Julian's grades had always been exceptional. He got into Hartwell University, one of the most competitive programs in the country. I scraped into a small local college and stayed in Millhaven.
Long distance. Three years.
The Valentine's Day of our third year apart, I bought a bus ticket to Boston on impulse. I'd made a batch of chocolates at home and decided to surprise him.
It was the first time I met Lydia Pemberton.
She stopped me outside the lab door, looking down at me.
"He's busy right now. I can pass along your gift if you'd like. He doesn't really like sweet things anyway."
Fortunately, Julian spotted me from inside before I could respond.
"Vera? You're here?"
Lydia looked me over — unhurried, assessing — and then broke into a smile.
"Oh, she's your girlfriend. My bad. Didn't realize."
She added me on Instagram without missing a beat, already venting about the workload of deflecting Julian's admirers: I told myself I'd stop doing this for him, honestly, it's such a hassle —
"Wait, you're not from Hartwell, right?" she asked. "Belmont College?"
I shook my head.
I told her where I actually went. I clocked the flicker of disdain before she smoothed it away.

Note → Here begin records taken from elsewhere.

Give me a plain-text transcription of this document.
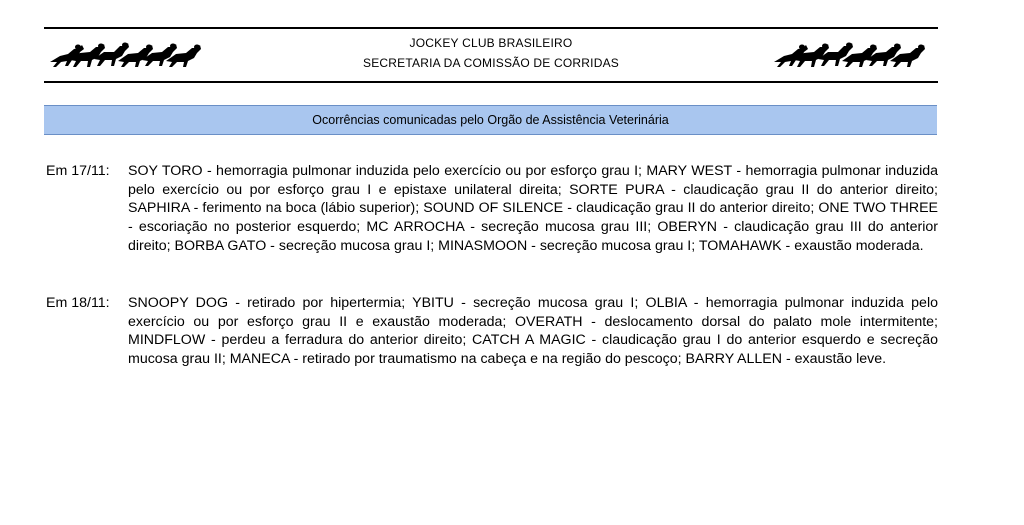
JOCKEY CLUB BRASILEIRO
SECRETARIA DA COMISSÃO DE CORRIDAS
Ocorrências comunicadas pelo Orgão de Assistência Veterinária
Em 17/11:	SOY TORO - hemorragia pulmonar induzida pelo exercício ou por esforço grau I; MARY WEST - hemorragia pulmonar induzida pelo exercício ou por esforço grau I e epistaxe unilateral direita; SORTE PURA - claudicação grau II do anterior direito; SAPHIRA - ferimento na boca (lábio superior); SOUND OF SILENCE - claudicação grau II do anterior direito; ONE TWO THREE - escoriação no posterior esquerdo; MC ARROCHA - secreção mucosa grau III; OBERYN - claudicação grau III do anterior direito; BORBA GATO - secreção mucosa grau I; MINASMOON - secreção mucosa grau I; TOMAHAWK - exaustão moderada.
Em 18/11:	SNOOPY DOG - retirado por hipertermia; YBITU - secreção mucosa grau I; OLBIA - hemorragia pulmonar induzida pelo exercício ou por esforço grau II e exaustão moderada; OVERATH - deslocamento dorsal do palato mole intermitente; MINDFLOW - perdeu a ferradura do anterior direito; CATCH A MAGIC - claudicação grau I do anterior esquerdo e secreção mucosa grau II; MANECA - retirado por traumatismo na cabeça e na região do pescoço; BARRY ALLEN - exaustão leve.
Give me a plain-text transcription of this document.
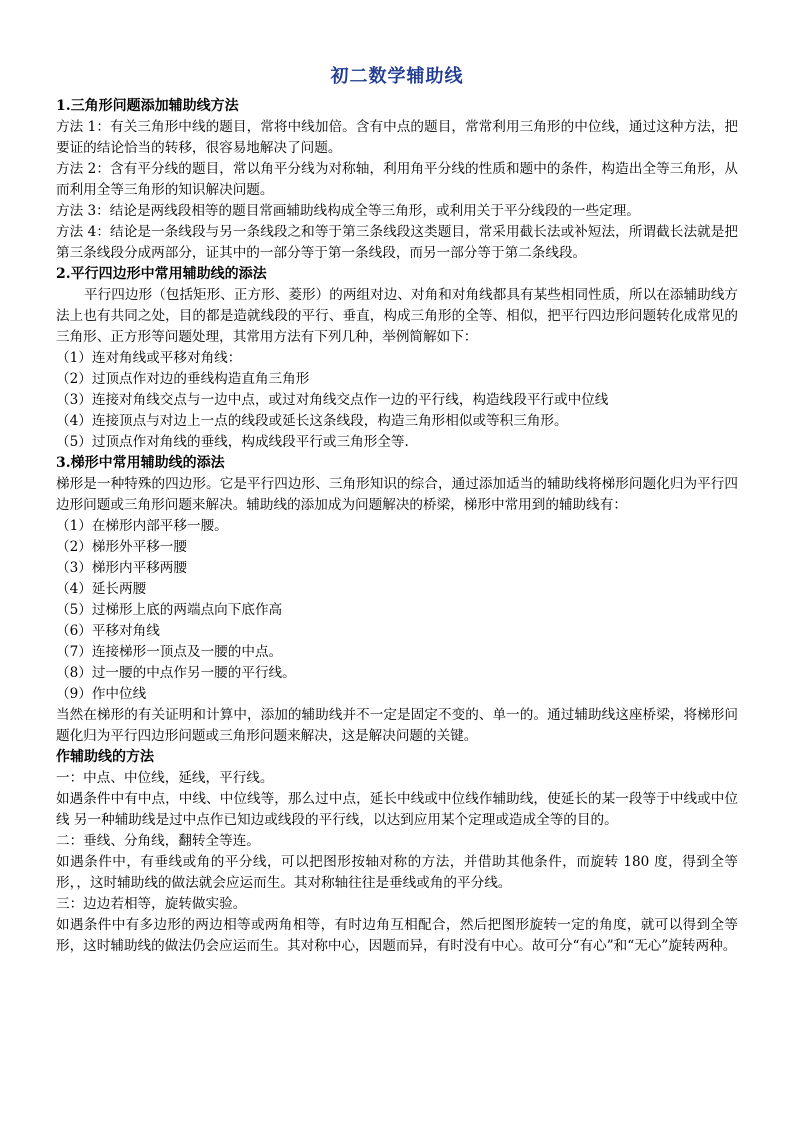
初二数学辅助线

1.三角形问题添加辅助线方法

方法 1：有关三角形中线的题目，常将中线加倍。含有中点的题目，常常利用三角形的中位线，通过这种方法，把要证的结论恰当的转移，很容易地解决了问题。

方法 2：含有平分线的题目，常以角平分线为对称轴，利用角平分线的性质和题中的条件，构造出全等三角形，从而利用全等三角形的知识解决问题。

方法 3：结论是两线段相等的题目常画辅助线构成全等三角形，或利用关于平分线段的一些定理。

方法 4：结论是一条线段与另一条线段之和等于第三条线段这类题目，常采用截长法或补短法，所谓截长法就是把第三条线段分成两部分，证其中的一部分等于第一条线段，而另一部分等于第二条线段。

2.平行四边形中常用辅助线的添法

平行四边形（包括矩形、正方形、菱形）的两组对边、对角和对角线都具有某些相同性质，所以在添辅助线方法上也有共同之处，目的都是造就线段的平行、垂直，构成三角形的全等、相似，把平行四边形问题转化成常见的三角形、正方形等问题处理，其常用方法有下列几种，举例简解如下：

（1）连对角线或平移对角线：

（2）过顶点作对边的垂线构造直角三角形

（3）连接对角线交点与一边中点，或过对角线交点作一边的平行线，构造线段平行或中位线

（4）连接顶点与对边上一点的线段或延长这条线段，构造三角形相似或等积三角形。

（5）过顶点作对角线的垂线，构成线段平行或三角形全等.

3.梯形中常用辅助线的添法

梯形是一种特殊的四边形。它是平行四边形、三角形知识的综合，通过添加适当的辅助线将梯形问题化归为平行四边形问题或三角形问题来解决。辅助线的添加成为问题解决的桥梁，梯形中常用到的辅助线有：

（1）在梯形内部平移一腰。

（2）梯形外平移一腰

（3）梯形内平移两腰

（4）延长两腰

（5）过梯形上底的两端点向下底作高

（6）平移对角线

（7）连接梯形一顶点及一腰的中点。

（8）过一腰的中点作另一腰的平行线。

（9）作中位线

当然在梯形的有关证明和计算中，添加的辅助线并不一定是固定不变的、单一的。通过辅助线这座桥梁，将梯形问题化归为平行四边形问题或三角形问题来解决，这是解决问题的关键。

作辅助线的方法

一：中点、中位线，延线，平行线。

如遇条件中有中点，中线、中位线等，那么过中点，延长中线或中位线作辅助线，使延长的某一段等于中线或中位线 另一种辅助线是过中点作已知边或线段的平行线，以达到应用某个定理或造成全等的目的。

二：垂线、分角线，翻转全等连。

如遇条件中，有垂线或角的平分线，可以把图形按轴对称的方法，并借助其他条件，而旋转 180 度，得到全等形，，这时辅助线的做法就会应运而生。其对称轴往往是垂线或角的平分线。

三：边边若相等，旋转做实验。

如遇条件中有多边形的两边相等或两角相等，有时边角互相配合，然后把图形旋转一定的角度，就可以得到全等形，这时辅助线的做法仍会应运而生。其对称中心，因题而异，有时没有中心。故可分“有心”和“无心”旋转两种。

We all went to lunch together, and I didn't give Julian a warm look for the rest of the meal.
I'd heard about Lydia before. Julian had mentioned her plenty of times since freshman year — someone he'd met at a high school CS olympiad in Boston. And over three years, he'd brought her up constantly. Lydia said this. Lydia did that. Never anything he seemed aware was a problem.
"Why didn't you ever tell me Lydia was a girl?"
He laughed. "You never asked."
He reached over and picked the fish off my plate, deboning it without looking up. "Are you jealous right now?"
I said it plainly. "I don't like her. She was rude to me."
"She's just like that. Blunt. Once you get to know her, you'll see — there's no real malice."
He was smiling when he said it.
From that day on, Lydia's name became the fish bone I couldn't find. Lodged at the back of my throat. Too stubborn to swallow, impossible to dig out.